Debbie Does HGH: Lying With The Best Of Them
by sarabeth at 6:00 am on February 14th, 2008 in Bush Man Date, Entertainment, Podium Spin, Republican Clown ShowApparently one thoroughly ludicrous clown show at a time is not enough to sate the American public’s vast thirst for ludicrous clown shows.
So Roger Clemens carefully put on his most sincere straight face, and appeared before Congress yesterday. He told us that his erstwhile best baseball buddy Andy Pettite — who shocked and surprised everyone by testifying in an affidavit that back in 1999 or 2000, Clemens “told me that he had taken HGH” — was just plain mistaken (and is still his best buddy, of course, now and forever). (There was also some stuff about buttocks and B12, but why go there?)
Showing more contempt for the American public than even Bush has been able to muster for a long while now, Clemens offered this disingenuous explanation for his best friend and protegé’s testimony:
In 2005, Pettitte asked Clemens if he would own up to HGH use to the media. “I never told you that,” Pettite recalls Clemens telling him. “I told you that Debbie used HGH.”
Debbie is Clemens’ wife.
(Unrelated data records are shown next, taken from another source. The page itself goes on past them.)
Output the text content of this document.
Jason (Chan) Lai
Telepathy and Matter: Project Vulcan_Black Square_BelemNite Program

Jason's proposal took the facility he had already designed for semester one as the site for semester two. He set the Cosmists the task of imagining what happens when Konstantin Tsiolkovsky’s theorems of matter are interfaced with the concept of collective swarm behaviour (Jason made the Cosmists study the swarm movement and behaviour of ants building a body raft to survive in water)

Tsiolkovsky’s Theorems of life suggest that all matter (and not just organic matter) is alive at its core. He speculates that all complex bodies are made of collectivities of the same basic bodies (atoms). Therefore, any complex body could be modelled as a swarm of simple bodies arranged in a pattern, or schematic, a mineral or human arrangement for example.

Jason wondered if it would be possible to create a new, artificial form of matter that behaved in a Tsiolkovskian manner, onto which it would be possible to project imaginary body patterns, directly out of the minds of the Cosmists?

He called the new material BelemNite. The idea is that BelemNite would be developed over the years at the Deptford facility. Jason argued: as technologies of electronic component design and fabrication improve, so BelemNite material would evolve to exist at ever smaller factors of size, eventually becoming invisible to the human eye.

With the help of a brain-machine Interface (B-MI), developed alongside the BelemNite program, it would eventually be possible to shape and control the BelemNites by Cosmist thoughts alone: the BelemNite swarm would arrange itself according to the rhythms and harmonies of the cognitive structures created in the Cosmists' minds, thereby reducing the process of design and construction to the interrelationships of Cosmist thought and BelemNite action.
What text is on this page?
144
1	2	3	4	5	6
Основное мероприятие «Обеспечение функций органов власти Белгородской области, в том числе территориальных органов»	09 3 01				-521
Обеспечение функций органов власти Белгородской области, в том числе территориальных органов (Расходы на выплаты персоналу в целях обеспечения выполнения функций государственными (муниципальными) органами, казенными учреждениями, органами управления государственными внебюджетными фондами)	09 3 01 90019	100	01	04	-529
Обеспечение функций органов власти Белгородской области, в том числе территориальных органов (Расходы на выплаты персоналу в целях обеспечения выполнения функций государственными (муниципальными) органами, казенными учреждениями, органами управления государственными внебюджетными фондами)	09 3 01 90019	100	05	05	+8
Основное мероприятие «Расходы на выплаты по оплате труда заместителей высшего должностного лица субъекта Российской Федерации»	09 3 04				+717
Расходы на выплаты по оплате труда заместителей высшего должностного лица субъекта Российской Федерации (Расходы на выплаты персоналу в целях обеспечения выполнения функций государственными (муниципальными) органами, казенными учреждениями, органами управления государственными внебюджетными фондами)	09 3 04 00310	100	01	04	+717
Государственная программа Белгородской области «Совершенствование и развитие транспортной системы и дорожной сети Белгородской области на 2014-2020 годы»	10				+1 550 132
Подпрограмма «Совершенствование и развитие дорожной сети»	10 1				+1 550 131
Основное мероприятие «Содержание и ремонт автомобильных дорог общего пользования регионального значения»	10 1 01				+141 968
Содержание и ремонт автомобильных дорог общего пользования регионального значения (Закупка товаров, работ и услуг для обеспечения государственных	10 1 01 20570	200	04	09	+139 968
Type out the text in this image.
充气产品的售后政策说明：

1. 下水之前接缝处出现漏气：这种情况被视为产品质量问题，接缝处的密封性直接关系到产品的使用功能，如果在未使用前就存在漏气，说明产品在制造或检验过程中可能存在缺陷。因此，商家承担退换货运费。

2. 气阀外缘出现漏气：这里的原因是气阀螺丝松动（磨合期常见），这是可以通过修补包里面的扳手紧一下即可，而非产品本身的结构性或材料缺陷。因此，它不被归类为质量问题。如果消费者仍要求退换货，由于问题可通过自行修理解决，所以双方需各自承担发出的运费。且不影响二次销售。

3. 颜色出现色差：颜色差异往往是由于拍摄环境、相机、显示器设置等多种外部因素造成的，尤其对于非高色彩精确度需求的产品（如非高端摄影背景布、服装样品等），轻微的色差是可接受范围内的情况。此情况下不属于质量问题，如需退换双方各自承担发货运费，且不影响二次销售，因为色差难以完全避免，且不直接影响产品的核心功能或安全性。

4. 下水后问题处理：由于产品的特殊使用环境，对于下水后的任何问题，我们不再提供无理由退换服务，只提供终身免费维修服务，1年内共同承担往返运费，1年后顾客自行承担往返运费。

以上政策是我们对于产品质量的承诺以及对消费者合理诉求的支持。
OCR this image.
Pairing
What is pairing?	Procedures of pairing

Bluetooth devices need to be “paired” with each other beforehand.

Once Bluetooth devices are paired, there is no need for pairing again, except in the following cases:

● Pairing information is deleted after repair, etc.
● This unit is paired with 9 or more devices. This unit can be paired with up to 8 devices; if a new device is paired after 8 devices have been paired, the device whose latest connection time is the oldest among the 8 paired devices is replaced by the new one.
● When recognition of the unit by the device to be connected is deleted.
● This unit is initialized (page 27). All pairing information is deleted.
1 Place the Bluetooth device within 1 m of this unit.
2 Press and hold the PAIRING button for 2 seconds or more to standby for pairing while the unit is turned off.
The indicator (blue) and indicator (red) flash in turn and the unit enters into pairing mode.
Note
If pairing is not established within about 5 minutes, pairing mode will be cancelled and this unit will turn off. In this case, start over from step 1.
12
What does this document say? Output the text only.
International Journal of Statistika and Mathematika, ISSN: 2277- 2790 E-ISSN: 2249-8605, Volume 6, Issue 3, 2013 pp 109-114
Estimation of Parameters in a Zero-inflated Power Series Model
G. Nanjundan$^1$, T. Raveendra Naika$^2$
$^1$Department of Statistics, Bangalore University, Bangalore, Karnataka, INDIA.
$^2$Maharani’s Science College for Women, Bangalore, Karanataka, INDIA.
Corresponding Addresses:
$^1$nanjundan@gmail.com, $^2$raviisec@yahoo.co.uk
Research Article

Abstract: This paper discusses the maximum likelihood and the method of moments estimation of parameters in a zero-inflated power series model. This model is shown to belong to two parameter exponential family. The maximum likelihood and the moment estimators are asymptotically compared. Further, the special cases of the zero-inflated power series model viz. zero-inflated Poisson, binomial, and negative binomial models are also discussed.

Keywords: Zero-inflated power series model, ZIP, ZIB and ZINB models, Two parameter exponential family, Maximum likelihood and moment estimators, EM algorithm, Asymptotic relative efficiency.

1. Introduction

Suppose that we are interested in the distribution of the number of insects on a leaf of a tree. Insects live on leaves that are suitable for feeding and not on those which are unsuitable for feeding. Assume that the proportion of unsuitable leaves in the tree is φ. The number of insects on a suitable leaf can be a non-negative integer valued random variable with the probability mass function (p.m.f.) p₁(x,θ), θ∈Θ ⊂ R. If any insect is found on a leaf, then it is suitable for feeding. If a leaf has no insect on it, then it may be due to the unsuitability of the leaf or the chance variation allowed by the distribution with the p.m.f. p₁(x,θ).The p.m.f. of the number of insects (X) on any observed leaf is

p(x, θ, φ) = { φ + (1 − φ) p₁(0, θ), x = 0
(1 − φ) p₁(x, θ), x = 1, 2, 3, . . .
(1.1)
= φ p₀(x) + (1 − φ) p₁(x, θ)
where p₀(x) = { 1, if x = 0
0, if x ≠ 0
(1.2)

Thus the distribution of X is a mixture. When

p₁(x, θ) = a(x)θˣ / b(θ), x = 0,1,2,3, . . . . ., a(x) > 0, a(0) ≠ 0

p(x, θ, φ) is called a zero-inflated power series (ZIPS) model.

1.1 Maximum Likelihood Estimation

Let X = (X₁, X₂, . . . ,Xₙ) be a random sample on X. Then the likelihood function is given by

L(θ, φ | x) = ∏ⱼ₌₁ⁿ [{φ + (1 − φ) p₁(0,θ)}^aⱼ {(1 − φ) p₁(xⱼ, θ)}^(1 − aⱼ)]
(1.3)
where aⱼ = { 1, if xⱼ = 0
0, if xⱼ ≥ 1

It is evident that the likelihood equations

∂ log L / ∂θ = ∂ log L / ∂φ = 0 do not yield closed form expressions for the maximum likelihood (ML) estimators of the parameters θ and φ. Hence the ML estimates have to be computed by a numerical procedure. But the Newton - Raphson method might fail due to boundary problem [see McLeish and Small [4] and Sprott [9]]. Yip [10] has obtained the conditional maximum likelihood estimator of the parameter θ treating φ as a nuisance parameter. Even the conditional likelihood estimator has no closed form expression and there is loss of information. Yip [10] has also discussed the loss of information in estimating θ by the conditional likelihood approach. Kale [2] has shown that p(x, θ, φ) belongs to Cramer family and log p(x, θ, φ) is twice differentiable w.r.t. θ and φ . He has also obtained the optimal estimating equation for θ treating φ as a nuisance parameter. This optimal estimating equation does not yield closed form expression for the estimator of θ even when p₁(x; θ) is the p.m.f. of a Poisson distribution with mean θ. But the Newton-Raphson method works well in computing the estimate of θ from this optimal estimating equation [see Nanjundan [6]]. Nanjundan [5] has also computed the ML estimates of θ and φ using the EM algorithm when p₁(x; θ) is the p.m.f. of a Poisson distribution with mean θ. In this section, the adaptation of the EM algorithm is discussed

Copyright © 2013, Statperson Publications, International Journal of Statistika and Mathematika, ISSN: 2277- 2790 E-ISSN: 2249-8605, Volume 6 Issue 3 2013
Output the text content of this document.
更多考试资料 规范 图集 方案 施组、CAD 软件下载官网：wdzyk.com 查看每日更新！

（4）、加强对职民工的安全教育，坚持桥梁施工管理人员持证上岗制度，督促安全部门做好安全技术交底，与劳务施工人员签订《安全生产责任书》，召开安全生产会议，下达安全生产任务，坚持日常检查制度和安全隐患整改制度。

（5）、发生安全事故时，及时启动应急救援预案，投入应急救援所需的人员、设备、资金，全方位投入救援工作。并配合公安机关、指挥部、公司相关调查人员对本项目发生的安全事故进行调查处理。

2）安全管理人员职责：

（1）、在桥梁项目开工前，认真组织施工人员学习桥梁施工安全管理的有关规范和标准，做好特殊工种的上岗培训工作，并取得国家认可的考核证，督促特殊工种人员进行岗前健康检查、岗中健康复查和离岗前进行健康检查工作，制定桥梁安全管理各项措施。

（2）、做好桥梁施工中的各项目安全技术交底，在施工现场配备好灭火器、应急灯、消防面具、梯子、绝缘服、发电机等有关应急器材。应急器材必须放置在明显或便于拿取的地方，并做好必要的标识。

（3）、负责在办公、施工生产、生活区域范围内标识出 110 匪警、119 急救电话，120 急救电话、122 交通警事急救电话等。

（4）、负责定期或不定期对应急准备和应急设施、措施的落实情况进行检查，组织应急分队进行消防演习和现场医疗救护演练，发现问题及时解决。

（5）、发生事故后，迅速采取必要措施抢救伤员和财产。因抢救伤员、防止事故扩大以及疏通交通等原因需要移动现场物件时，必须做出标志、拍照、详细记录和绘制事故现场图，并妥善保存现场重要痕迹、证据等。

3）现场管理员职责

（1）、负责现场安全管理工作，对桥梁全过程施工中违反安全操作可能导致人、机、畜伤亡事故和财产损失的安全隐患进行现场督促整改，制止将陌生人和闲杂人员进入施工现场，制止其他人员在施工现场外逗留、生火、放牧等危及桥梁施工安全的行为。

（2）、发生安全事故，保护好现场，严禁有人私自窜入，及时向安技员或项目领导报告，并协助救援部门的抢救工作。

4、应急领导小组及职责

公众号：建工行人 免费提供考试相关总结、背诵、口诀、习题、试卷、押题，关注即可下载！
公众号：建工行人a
But here’s the problem - both Clemens and McNamee agree that McNamee injected Clemens’s wife with human growth hormone. But it happened in 2003, several years after the alleged conversation.
Forget about the apparent inconsistency with facts that even Clemens does not dispute. (Because after all, Roger may suddenly remember that Debbie had been doing HGH years before McNamee showed up to do it unto her.)
Here’s what Roger Clemens wants you to believe. He told best buddy Andy Pettite that his wife had taken to using HGH, and Pettite replied: “Hey, did you see that catch way out in left field in the 6th inning?” There was simply no further discussion of the HGH admission. Pettite did not even leer or smirk, or make a boys-will-be-boys wisecrack about what she was trying to grow. Clemens made that one statement, and they moved on immediately to other things, Which is why, after 5 or 6 years, Pettite could be totally mistaken about what Clemens had said, whether he had owned up to taking it himself, or whether he had confided that his wife was taking it.
Clemens, by the way, is also indignant that people are freely accusing him of witness tampering just because he refused to let congressional investigators talk to his ex-nanny till he had got to her first (his PR people must have felt that he wasn’t looking sufficiently like a guilty man desperately — and very clumsily — trying to lie and cheat his way out of trouble):
Committee investigators asked Mr. Clemens’s lawyers for the nanny’s name on Friday but were not given her name until Monday, Mr. Waxman said.
Meanwhile, Mr. Clemens or his lawyers found the nanny over the weekend and Mr. Clemens invited her to his Houston home, Mr. Waxman said. They had not seen each other in seven years.
[…]
“Mr. Chairman, I was doing y’all a favor,” Mr. Clemens said about talking with the former nanny on Sunday. “And as far as I was concerned, I hadn’t seen this lady in a long time, she’s a sweet lady, and I wanted to get her to you.”
Clemens, of course, has no possible future in baseball anymore. Not as a player, and not in any other capacity either. But a guy who can lie like that is just wasting his time being a disgraced baseball player. He should really be running for President!
(Apart from anything else, we would then have a Grand Unified Theory of clown shows, and Grand Unified Theories are always deeply satisfying.)
Sceptic wrote:
First of all, everyone should be allowed to use steroid. Second, if Roger Clemens has a history of B-12 deficiency, his doctors should know about it. Check his medical record. Third, get off his back. Even if he used steroid, so what. We love him nonetheless.
Posted 14 Feb 2008 at 4:11 pm ¶
matt wrote:
we love grammar and punctuation.
Posted 14 Feb 2008 at 8:24 pm ¶
sarabeth wrote:
maybe there’s a steroid that beefs up grammar and punctuation?